Martin Kessler Books/Free Press, 273 pp., $23.00
University of Wisconsin Press, 286 pp., $44.00; $17.95 (paper)
Simon and Schuster, 363 pp., $24.00
Barricade Books, 352 pp., $24.00
Fifteen years ago, when I first began going regularly to Las Vegas, the town was strictly for adults. Sometimes you would see stunned waifs wandering around Glitter Gulch downtown or asleep on the carpeted sidewalk outside the Golden Nugget while their parents blew their week's wages, but there was only one casino that made any pretense of catering to children.
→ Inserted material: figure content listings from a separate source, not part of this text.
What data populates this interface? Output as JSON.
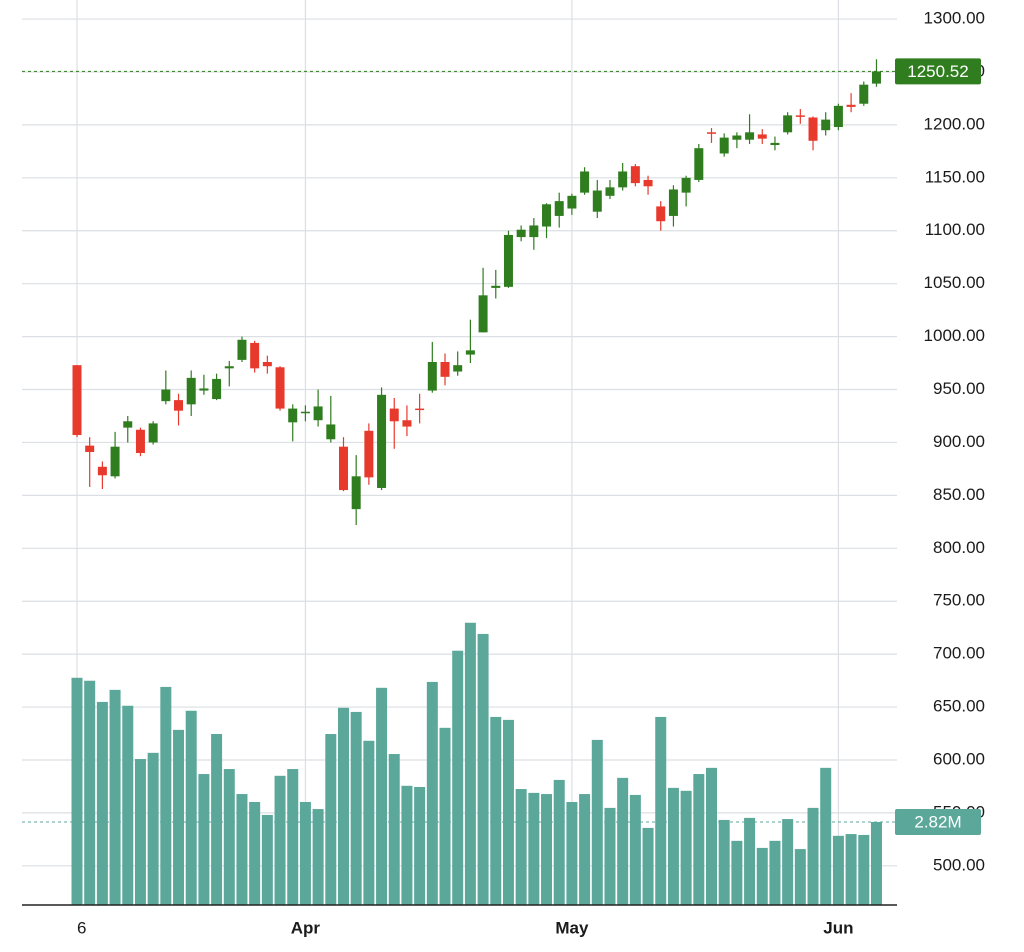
{
  "chart_data": {
    "type": "candlestick",
    "categories": [
      "6",
      null,
      null,
      null,
      null,
      null,
      null,
      null,
      null,
      null,
      null,
      null,
      null,
      null,
      null,
      null,
      null,
      null,
      "Apr",
      null,
      null,
      null,
      null,
      null,
      null,
      null,
      null,
      null,
      null,
      null,
      null,
      null,
      null,
      null,
      null,
      null,
      null,
      null,
      null,
      "May",
      null,
      null,
      null,
      null,
      null,
      null,
      null,
      null,
      null,
      null,
      null,
      null,
      null,
      null,
      null,
      null,
      null,
      null,
      null,
      null,
      "Jun",
      null,
      null,
      null
    ],
    "open": [
      973,
      897,
      877,
      868,
      914,
      912,
      900,
      939,
      940,
      936,
      949,
      941,
      970,
      978,
      994,
      976,
      971,
      919,
      928,
      921,
      903,
      896,
      837,
      911,
      857,
      932,
      921,
      932,
      949,
      976,
      967,
      983,
      1004,
      1046,
      1047,
      1094,
      1094,
      1104,
      1114,
      1121,
      1136,
      1118,
      1133,
      1141,
      1161,
      1148,
      1123,
      1114,
      1136,
      1148,
      1193,
      1173,
      1186,
      1186,
      1191,
      1181,
      1193,
      1209,
      1207,
      1195,
      1198,
      1219,
      1220,
      1239
    ],
    "high": [
      973,
      905,
      882,
      910,
      925,
      914,
      920,
      968,
      946,
      968,
      964,
      965,
      977,
      1000,
      996,
      982,
      972,
      936,
      935,
      950,
      944,
      905,
      888,
      918,
      952,
      942,
      935,
      946,
      995,
      984,
      986,
      1016,
      1065,
      1063,
      1100,
      1105,
      1112,
      1126,
      1136,
      1135,
      1160,
      1148,
      1148,
      1164,
      1163,
      1152,
      1128,
      1143,
      1152,
      1182,
      1197,
      1192,
      1193,
      1210,
      1196,
      1189,
      1212,
      1215,
      1208,
      1212,
      1220,
      1230,
      1241,
      1262
    ],
    "low": [
      905,
      858,
      856,
      866,
      900,
      887,
      898,
      936,
      916,
      925,
      945,
      940,
      953,
      976,
      966,
      965,
      930,
      901,
      920,
      915,
      900,
      854,
      822,
      860,
      855,
      894,
      906,
      918,
      947,
      954,
      963,
      975,
      1004,
      1036,
      1046,
      1090,
      1082,
      1093,
      1103,
      1115,
      1134,
      1112,
      1130,
      1138,
      1142,
      1134,
      1100,
      1104,
      1123,
      1146,
      1183,
      1170,
      1178,
      1182,
      1182,
      1176,
      1191,
      1201,
      1176,
      1190,
      1195,
      1212,
      1218,
      1236
    ],
    "close": [
      907,
      891,
      869,
      896,
      920,
      890,
      918,
      950,
      930,
      961,
      951,
      960,
      972,
      997,
      970,
      972,
      932,
      932,
      929,
      934,
      917,
      855,
      868,
      867,
      945,
      920,
      915,
      931,
      976,
      962,
      973,
      987,
      1039,
      1048,
      1096,
      1101,
      1105,
      1125,
      1128,
      1133,
      1156,
      1138,
      1141,
      1156,
      1145,
      1142,
      1109,
      1139,
      1150,
      1178,
      1192,
      1188,
      1190,
      1193,
      1187,
      1183,
      1209,
      1208,
      1185,
      1205,
      1218,
      1217,
      1238,
      1250.52
    ],
    "volume": [
      7.72,
      7.62,
      6.9,
      7.31,
      6.77,
      4.96,
      5.17,
      7.41,
      5.95,
      6.6,
      4.45,
      5.81,
      4.62,
      3.77,
      3.5,
      3.06,
      4.39,
      4.62,
      3.5,
      3.26,
      5.81,
      6.7,
      6.56,
      5.58,
      7.38,
      5.13,
      4.05,
      4.01,
      7.58,
      6.02,
      8.64,
      9.59,
      9.21,
      6.39,
      6.29,
      3.94,
      3.81,
      3.77,
      4.25,
      3.5,
      3.77,
      5.61,
      3.3,
      4.32,
      3.74,
      2.62,
      6.39,
      3.98,
      3.88,
      4.45,
      4.66,
      2.89,
      2.18,
      2.96,
      1.94,
      2.18,
      2.92,
      1.9,
      3.3,
      4.66,
      2.35,
      2.41,
      2.38,
      2.82
    ],
    "up_color": "#2f7d1f",
    "down_color": "#e8392d",
    "volume_color": "#5ba89b",
    "ylim": [
      463,
      1318
    ],
    "yticks": [
      {
        "value": 500,
        "label": "500.00"
      },
      {
        "value": 550,
        "label": "550.00"
      },
      {
        "value": 600,
        "label": "600.00"
      },
      {
        "value": 650,
        "label": "650.00"
      },
      {
        "value": 700,
        "label": "700.00"
      },
      {
        "value": 750,
        "label": "750.00"
      },
      {
        "value": 800,
        "label": "800.00"
      },
      {
        "value": 850,
        "label": "850.00"
      },
      {
        "value": 900,
        "label": "900.00"
      },
      {
        "value": 950,
        "label": "950.00"
      },
      {
        "value": 1000,
        "label": "1000.00"
      },
      {
        "value": 1050,
        "label": "1050.00"
      },
      {
        "value": 1100,
        "label": "1100.00"
      },
      {
        "value": 1150,
        "label": "1150.00"
      },
      {
        "value": 1200,
        "label": "1200.00"
      },
      {
        "value": 1250,
        "label": "1250.00"
      },
      {
        "value": 1300,
        "label": "1300.00"
      }
    ],
    "volume_lim": [
      0,
      30.75
    ],
    "last_price": 1250.52,
    "last_volume": {
      "value": 2.82,
      "label": "2.82M"
    },
    "grid": true
  }
}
That was Circus Circus, which offered them a mezzanine crammed with carnival sideshows and video games, and a view of the casino and trapeze artists swinging around over the heads of the gamblers below. The place seemed to have been designed as a gambling-aversion cure by an unusually sadistic behaviorist. It was bewildering, batteringly noisy, and circular, a new level of Dante's hell. My small daughter was taken there once by the mother of another girl she had met at the swimming pool of a neighboring casino. The mother gave the kids ten dollars each and went off to play blackjack. When the money ran out they went down to find her. Since it was an offense for a minor to enter the gambling area, the girls—both nine years old, and with long blond hair like Tenniel's Alice—were promptly arrested by a security guard.